The relapsing-remitting multisystemic pattern of disease in AAV results in incremental tissue injury. Relapse is defined using the BVAS > 0. Although this scoring tool is the gold standard in clinical trials, analysis of real-world data indicates that it is inconsistently and inaccurately applied. For example, in the Irish RKD registry, 37.6% of relapses defined by BVAS were incorrectly classified after validation against primary medical records. Although online BVAS accreditation is available, this may not have been undertaken by all data managers. There is a need for automated, accurate labeling of relapse using a validated data-driven algorithm in the real-world environment. To further develop an automated model to facilitate relapse diagnosis from real-world data, classification and regression tree analysis, using 4-fold cross-validation, will be used to create an algorithm capable of identifying the gold standard label from the input variables that are collected as part of routine clinical care. The resulting model will then be externally validated (Table 1 part F).

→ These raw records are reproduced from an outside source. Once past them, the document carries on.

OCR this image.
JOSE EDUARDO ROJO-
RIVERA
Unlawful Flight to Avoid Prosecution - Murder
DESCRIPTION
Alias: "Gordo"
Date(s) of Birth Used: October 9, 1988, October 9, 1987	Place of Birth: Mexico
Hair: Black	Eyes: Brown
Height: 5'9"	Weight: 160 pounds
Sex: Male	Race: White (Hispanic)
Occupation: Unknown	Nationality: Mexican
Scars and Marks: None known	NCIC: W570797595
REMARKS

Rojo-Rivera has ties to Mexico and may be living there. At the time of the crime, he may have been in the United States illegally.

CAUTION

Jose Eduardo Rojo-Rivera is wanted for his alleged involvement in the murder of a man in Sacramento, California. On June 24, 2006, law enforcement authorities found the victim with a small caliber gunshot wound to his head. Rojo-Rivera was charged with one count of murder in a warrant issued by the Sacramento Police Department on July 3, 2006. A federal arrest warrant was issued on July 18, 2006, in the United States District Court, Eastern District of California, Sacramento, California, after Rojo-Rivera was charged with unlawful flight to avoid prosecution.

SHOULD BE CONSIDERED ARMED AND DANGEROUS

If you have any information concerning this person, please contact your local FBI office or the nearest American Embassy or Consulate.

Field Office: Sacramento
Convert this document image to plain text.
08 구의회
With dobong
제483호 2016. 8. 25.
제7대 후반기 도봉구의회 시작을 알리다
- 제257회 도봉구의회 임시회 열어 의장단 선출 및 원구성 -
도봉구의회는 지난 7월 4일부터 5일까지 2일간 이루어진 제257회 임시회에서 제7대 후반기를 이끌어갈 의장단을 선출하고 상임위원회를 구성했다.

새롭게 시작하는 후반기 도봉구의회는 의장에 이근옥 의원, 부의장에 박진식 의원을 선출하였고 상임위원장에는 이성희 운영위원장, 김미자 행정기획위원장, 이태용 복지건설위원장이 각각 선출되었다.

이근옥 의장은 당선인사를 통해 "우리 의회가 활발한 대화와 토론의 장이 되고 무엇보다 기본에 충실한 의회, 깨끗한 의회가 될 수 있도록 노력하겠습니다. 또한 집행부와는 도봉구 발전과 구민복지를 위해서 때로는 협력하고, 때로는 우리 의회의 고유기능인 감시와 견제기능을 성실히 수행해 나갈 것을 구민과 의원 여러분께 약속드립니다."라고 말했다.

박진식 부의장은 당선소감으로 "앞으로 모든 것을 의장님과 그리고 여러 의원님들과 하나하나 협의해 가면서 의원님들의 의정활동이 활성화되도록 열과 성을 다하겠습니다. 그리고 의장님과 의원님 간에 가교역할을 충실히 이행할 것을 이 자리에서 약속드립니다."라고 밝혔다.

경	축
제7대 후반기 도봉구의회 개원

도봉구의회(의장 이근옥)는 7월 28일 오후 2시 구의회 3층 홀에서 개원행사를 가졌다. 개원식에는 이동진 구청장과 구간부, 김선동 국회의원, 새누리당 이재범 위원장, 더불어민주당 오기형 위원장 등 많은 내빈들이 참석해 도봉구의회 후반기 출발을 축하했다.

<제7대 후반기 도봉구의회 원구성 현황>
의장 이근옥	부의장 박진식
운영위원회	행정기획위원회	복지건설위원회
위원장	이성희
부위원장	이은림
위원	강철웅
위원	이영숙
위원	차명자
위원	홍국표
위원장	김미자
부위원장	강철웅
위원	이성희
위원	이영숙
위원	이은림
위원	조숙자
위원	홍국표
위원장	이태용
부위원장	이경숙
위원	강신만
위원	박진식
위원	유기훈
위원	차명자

EUVAS International Vasculitis Course and Publications

In 2017, the inaugural EUVAS International Vasculitis Course was established at Clare College, Cambridge, followed by the Corsini Palace, Florence (2018), and Downing College, Cambridge (2019); the next meeting is in Florence (2022), following deferral due to the pandemic. During the 3-day meetings, experts from multiple specialties discuss pioneering advances and current paradigms across the vasculitis spectrum. Highlights from the Florence EUVAS meeting, captured by Emmi et al., focus on pathogenesis, newer aspects of clinical phenotype, and management. Two dedicated vasculitis supplements have been published to accompany the third course held at Downing College, Cambridge. In-depth reviews across the spectrum of vasculitis in the first supplement synergize with management strategies, real-life experience, and clinical practice within the case-based supplement. In 2020, the EUVAS Educational Committee was established with the objective of developing web-based education. In addition to societal webinars, 5 successful web-based forum discussions have been broadcast to EUVAS members, in addition to written discussions and perspectives on COVID-19.,

Disclosure

Most authors have participated in industry-sponsored trials mentioned in this article. AK has served as a consultant for Alexion, Otsuka, and Vifor Pharma, and has received grant/research support from Vifor Pharma and Terumo BCT. IN has served as a consultant for Otsuka and Vifor Pharma. NC received lecture fees from Bristol Myers Squibb. GE received honoraria from GlaxoSmithKline. MCC reports receiving a research grant from Kiniksa; consulting for Janssen, GlaxoSmithKline, and AbbVie; educational support from GlaxoSmithKline, Roche, and Vifor; and meeting attendance support from Roche and Kiniksa. LH received lecture fees from Vifor Pharma. AM received consultant fees and speaker honoraria from Celgene and Roche Chugai. MAL reports having consultancy agreements with AnaptysBio, Chemocentryx, and LightStone; serving as a scientific advisor for, or member of, ChemoCentryx; and receiving research funding from Mundipharma GMBH and Vifor Pharma. RMS has received lecture fess from Roche and consultancy fees from GlaxoSmithKline and Nordic Pharma. MS reports being a consultant for AstraZeneca, Hansa Biopharma, and Vifor Pharma; receiving research funding from Hansa Biopharma; and receiving research grants from Ingrid Asp Research Foundation. AV received honoraria from GlaxoSmithKline. IMB reports employment with Pathan Laboratories and being a consultant for Aurinia, Boehringer Ingelheim, CatBio, GlaxoSmithKline, Novartis, and Toleranzia. DRWJ has received consulting or lecture fees or research grants from AstraZeneca, ChemoCentryx, Chugai, GlaxoSmithKline, InflaRx, Insmed, Roche/Genentech, Sanofi/ Genzyme, Takeda, and VielaBio. All the other authors declared no competing interests.